Key among the political opportunities to shift the post-pandemic world towards sustainability and resilience of biodiversity-responsive food systems are the ongoing deliberations on the Post-2020 Global Biodiversity Framework. The Framework will be the precedent for national governments to bridge economic action with the pressing need for a green, resilient recovery.

The Convention on Biological Diversity and its “Strategic Plan for Biodiversity 2011–2020” have concentrated global efforts to ensure the protection of natural ecosystems and species reflected in quantifiable targets, as well as to halt further expansion of the threats from agriculture and other productive sectors into natural ecosystems.

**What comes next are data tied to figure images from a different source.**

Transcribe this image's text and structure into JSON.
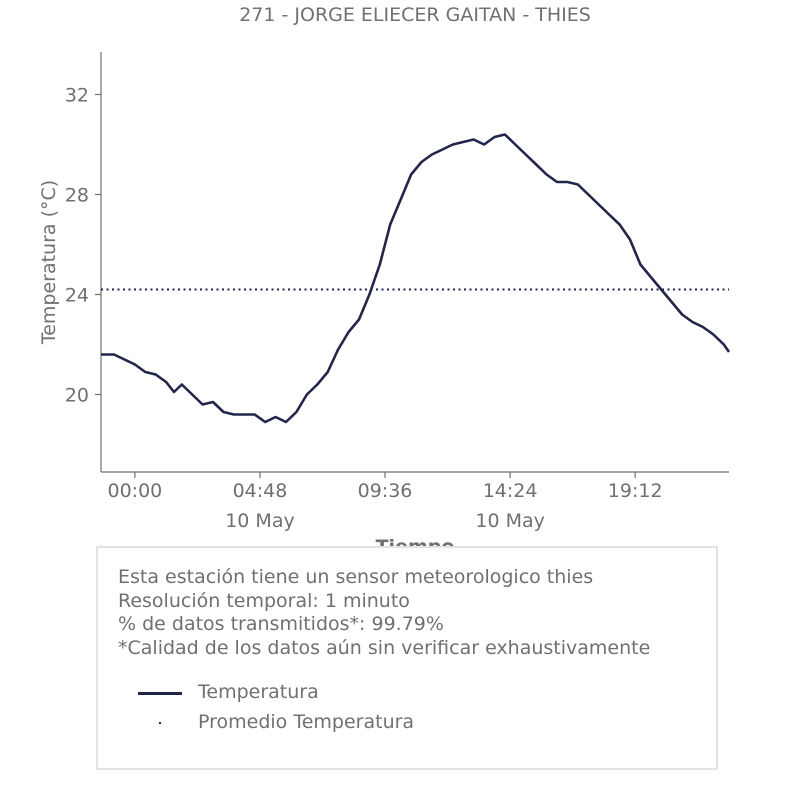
{
  "chart_data": {
    "type": "line",
    "title": "271 - JORGE ELIECER GAITAN - THIES",
    "xlabel": "Tiempo",
    "ylabel": "Temperatura (°C)",
    "ylim": [
      16.9,
      33.7
    ],
    "yticks": [
      20,
      24,
      28,
      32
    ],
    "ytick_labels": [
      "20",
      "24",
      "28",
      "32"
    ],
    "xlim_hours": [
      -1.3,
      22.8
    ],
    "xticks_hours": [
      0,
      4.8,
      9.6,
      14.4,
      19.2
    ],
    "xtick_labels": [
      "00:00",
      "04:48",
      "09:36",
      "14:24",
      "19:12"
    ],
    "xtick_sublabels": [
      "",
      "10 May",
      "",
      "10 May",
      ""
    ],
    "grid": false,
    "series": [
      {
        "name": "Temperatura",
        "color": "#22264a",
        "style": "solid",
        "x_hours": [
          -1.3,
          -0.8,
          -0.4,
          0.0,
          0.4,
          0.8,
          1.2,
          1.5,
          1.8,
          2.2,
          2.6,
          3.0,
          3.4,
          3.8,
          4.2,
          4.6,
          5.0,
          5.4,
          5.8,
          6.2,
          6.6,
          7.0,
          7.4,
          7.8,
          8.2,
          8.6,
          9.0,
          9.4,
          9.8,
          10.2,
          10.6,
          11.0,
          11.4,
          11.8,
          12.2,
          12.6,
          13.0,
          13.4,
          13.8,
          14.2,
          14.6,
          15.0,
          15.4,
          15.8,
          16.2,
          16.6,
          17.0,
          17.4,
          17.8,
          18.2,
          18.6,
          19.0,
          19.4,
          19.8,
          20.2,
          20.6,
          21.0,
          21.4,
          21.8,
          22.2,
          22.6,
          22.8
        ],
        "values": [
          21.6,
          21.6,
          21.4,
          21.2,
          20.9,
          20.8,
          20.5,
          20.1,
          20.4,
          20.0,
          19.6,
          19.7,
          19.3,
          19.2,
          19.2,
          19.2,
          18.9,
          19.1,
          18.9,
          19.3,
          20.0,
          20.4,
          20.9,
          21.8,
          22.5,
          23.0,
          24.0,
          25.2,
          26.8,
          27.8,
          28.8,
          29.3,
          29.6,
          29.8,
          30.0,
          30.1,
          30.2,
          30.0,
          30.3,
          30.4,
          30.0,
          29.6,
          29.2,
          28.8,
          28.5,
          28.5,
          28.4,
          28.0,
          27.6,
          27.2,
          26.8,
          26.2,
          25.2,
          24.7,
          24.2,
          23.7,
          23.2,
          22.9,
          22.7,
          22.4,
          22.0,
          21.7
        ]
      },
      {
        "name": "Promedio Temperatura",
        "color": "#22264a",
        "style": "dotted",
        "constant": 24.2
      }
    ]
  },
  "info": {
    "lines": [
      "Esta estación tiene un sensor meteorologico thies",
      "Resolución temporal: 1 minuto",
      "% de datos transmitidos*: 99.79%",
      "*Calidad de los datos aún sin verificar exhaustivamente"
    ]
  },
  "legend": {
    "items": [
      {
        "label": "Temperatura"
      },
      {
        "label": "Promedio Temperatura"
      }
    ]
  }
}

However, the Convention, it was gathered, does not explicitly recognise the importance of mixed agricultural landscapes for their contribution to conservation. As well, the discussion among members of the Convention has only been that, “sustainably managed agriculture is a gateway to achieving biodiversity conservation”, wording that doesn’t capture the full suite of actions in agricultural landscapes to achieve protection of species and provision of key ecosystem services.

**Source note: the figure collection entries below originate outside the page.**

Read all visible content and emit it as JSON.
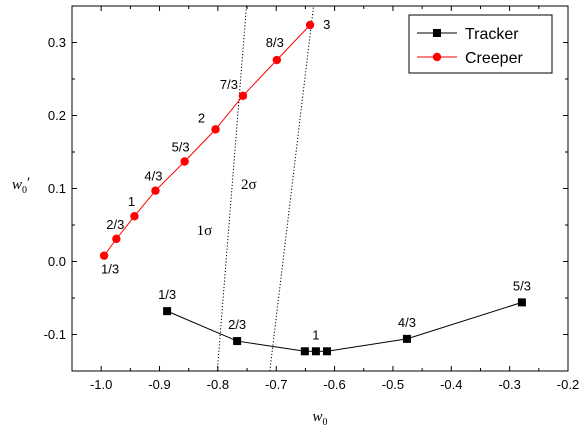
{
  "chart_data": {
    "type": "line",
    "xlabel": "w",
    "xlabel_sub": "0",
    "ylabel": "w",
    "ylabel_sub": "0",
    "ylabel_prime": "′",
    "xlim": [
      -1.05,
      -0.2
    ],
    "ylim": [
      -0.15,
      0.35
    ],
    "x_ticks": [
      -1.0,
      -0.9,
      -0.8,
      -0.7,
      -0.6,
      -0.5,
      -0.4,
      -0.3,
      -0.2
    ],
    "x_tick_labels": [
      "-1.0",
      "-0.9",
      "-0.8",
      "-0.7",
      "-0.6",
      "-0.5",
      "-0.4",
      "-0.3",
      "-0.2"
    ],
    "y_ticks": [
      -0.1,
      0.0,
      0.1,
      0.2,
      0.3
    ],
    "y_tick_labels": [
      "-0.1",
      "0.0",
      "0.1",
      "0.2",
      "0.3"
    ],
    "legend_position": "top-right",
    "grid": false,
    "series": [
      {
        "name": "Tracker",
        "color": "#000000",
        "marker": "square",
        "points": [
          [
            -0.887,
            -0.068
          ],
          [
            -0.767,
            -0.109
          ],
          [
            -0.651,
            -0.123
          ],
          [
            -0.632,
            -0.123
          ],
          [
            -0.613,
            -0.123
          ],
          [
            -0.476,
            -0.106
          ],
          [
            -0.279,
            -0.056
          ]
        ],
        "labels": [
          {
            "text": "1/3",
            "x": -0.887,
            "y": -0.068
          },
          {
            "text": "2/3",
            "x": -0.767,
            "y": -0.109
          },
          {
            "text": "1",
            "x": -0.632,
            "y": -0.123
          },
          {
            "text": "4/3",
            "x": -0.476,
            "y": -0.106
          },
          {
            "text": "5/3",
            "x": -0.279,
            "y": -0.056
          }
        ]
      },
      {
        "name": "Creeper",
        "color": "#ff0000",
        "marker": "circle",
        "points": [
          [
            -0.995,
            0.008
          ],
          [
            -0.974,
            0.031
          ],
          [
            -0.943,
            0.062
          ],
          [
            -0.907,
            0.097
          ],
          [
            -0.857,
            0.137
          ],
          [
            -0.804,
            0.181
          ],
          [
            -0.757,
            0.227
          ],
          [
            -0.699,
            0.276
          ],
          [
            -0.642,
            0.324
          ]
        ],
        "labels": [
          {
            "text": "1/3",
            "x": -0.995,
            "y": 0.008
          },
          {
            "text": "2/3",
            "x": -0.974,
            "y": 0.031
          },
          {
            "text": "1",
            "x": -0.943,
            "y": 0.062
          },
          {
            "text": "4/3",
            "x": -0.907,
            "y": 0.097
          },
          {
            "text": "5/3",
            "x": -0.857,
            "y": 0.137
          },
          {
            "text": "2",
            "x": -0.804,
            "y": 0.181
          },
          {
            "text": "7/3",
            "x": -0.757,
            "y": 0.227
          },
          {
            "text": "8/3",
            "x": -0.699,
            "y": 0.276
          },
          {
            "text": "3",
            "x": -0.642,
            "y": 0.324
          }
        ]
      }
    ],
    "contours": [
      {
        "label": "1σ",
        "points": [
          [
            -0.801,
            -0.15
          ],
          [
            -0.751,
            0.35
          ]
        ]
      },
      {
        "label": "2σ",
        "points": [
          [
            -0.711,
            -0.15
          ],
          [
            -0.636,
            0.35
          ]
        ]
      }
    ],
    "contour_labels": [
      {
        "text": "1σ",
        "x": -0.823,
        "y": 0.036
      },
      {
        "text": "2σ",
        "x": -0.747,
        "y": 0.099
      }
    ]
  }
}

“The Strategic Plan for Biodiversity 2011–2020 has not explicitly recognized the importance of mixed, diverse agricultural landscapes for their contribution to the conservation of wild biodiversity,” says Philip Dobie, second author and senior fellow at ICRAF.

“The Convention has an opportunity under the Post-2020 Global Biodiversity Framework process to bring its influence to bear on international policy that favours investments in local production and marketing to replace imported foods. This will contribute to both COVID-19 recovery through the creation of rural jobs and income and empowering governments and consumers to support diverse, mixed agricultural systems that conserve and enhance biodiversity as well as reduce greenhouse gas emissions,” adds Dobie.

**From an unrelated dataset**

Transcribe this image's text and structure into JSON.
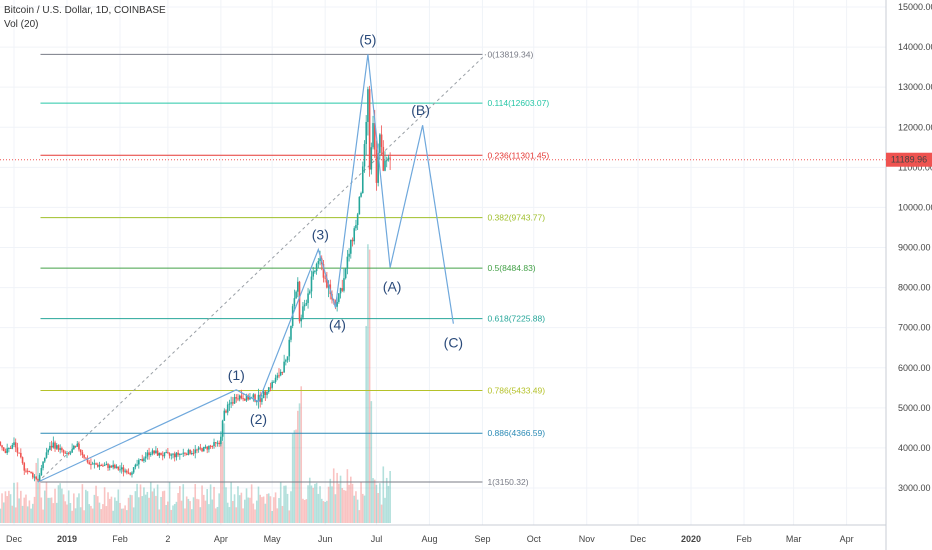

“The current Post-2020 Global Biodiversity Framework discussions need to mainstream the contributions of agriculture as habitat for species and a source of critical ecosystem services across targets, monitoring elements and indicators in a more systematic manner,” says Adriana Vidal, senior forest policy officer at IUCN.

‘When talking about conservation and restoration of ecosystems and species, parties should consider that the implementation of targets will occur in natural and managed ecosystems, such as agricultural landscapes. It is key to expand the view that agricultural landscapes’ only contribution is for food systems and re-affirm the importance of these landscapes to conservation and restoration goals,” adds Vidal.

Agricultural land takes up between 30% and 40% of the Earth’s land surface and, hence, has a disproportionate effect on biodiversity, climate change and human wellbeing. The EAT-Lancet 2019 report, “Food in the Anthropocene”, is described as a leading policy statement on the state of today’s food systems and the urgent need for change.

The report’s authors concluded that, ‘”Unhealthy and unsustainably produced food poses a global risk to people and the planet” and that a “Transformation to healthy diets from sustainable food systems is necessary to achieve the UN Sustainable Development Goals and the Paris Agreement, and scientific targets for healthy diets and sustainable food production are needed to guide a Great Food Transformation”.

One of its main recommendations was to re-orient agricultural priorities from a focus on quantity to quality of food that delivers healthy diets and enhances biodiversity.

The Convention on Biological Diversity represents most of the world’s governments. Bringing agriculture and food production to the fore in the Post-2020 Framework will ensure that the trillions of dollars to be invested in recovery from COVID-19 offers will result in a clean, green and just transition to a more biodiversity-friendly agricultural and food system, says ICRAF.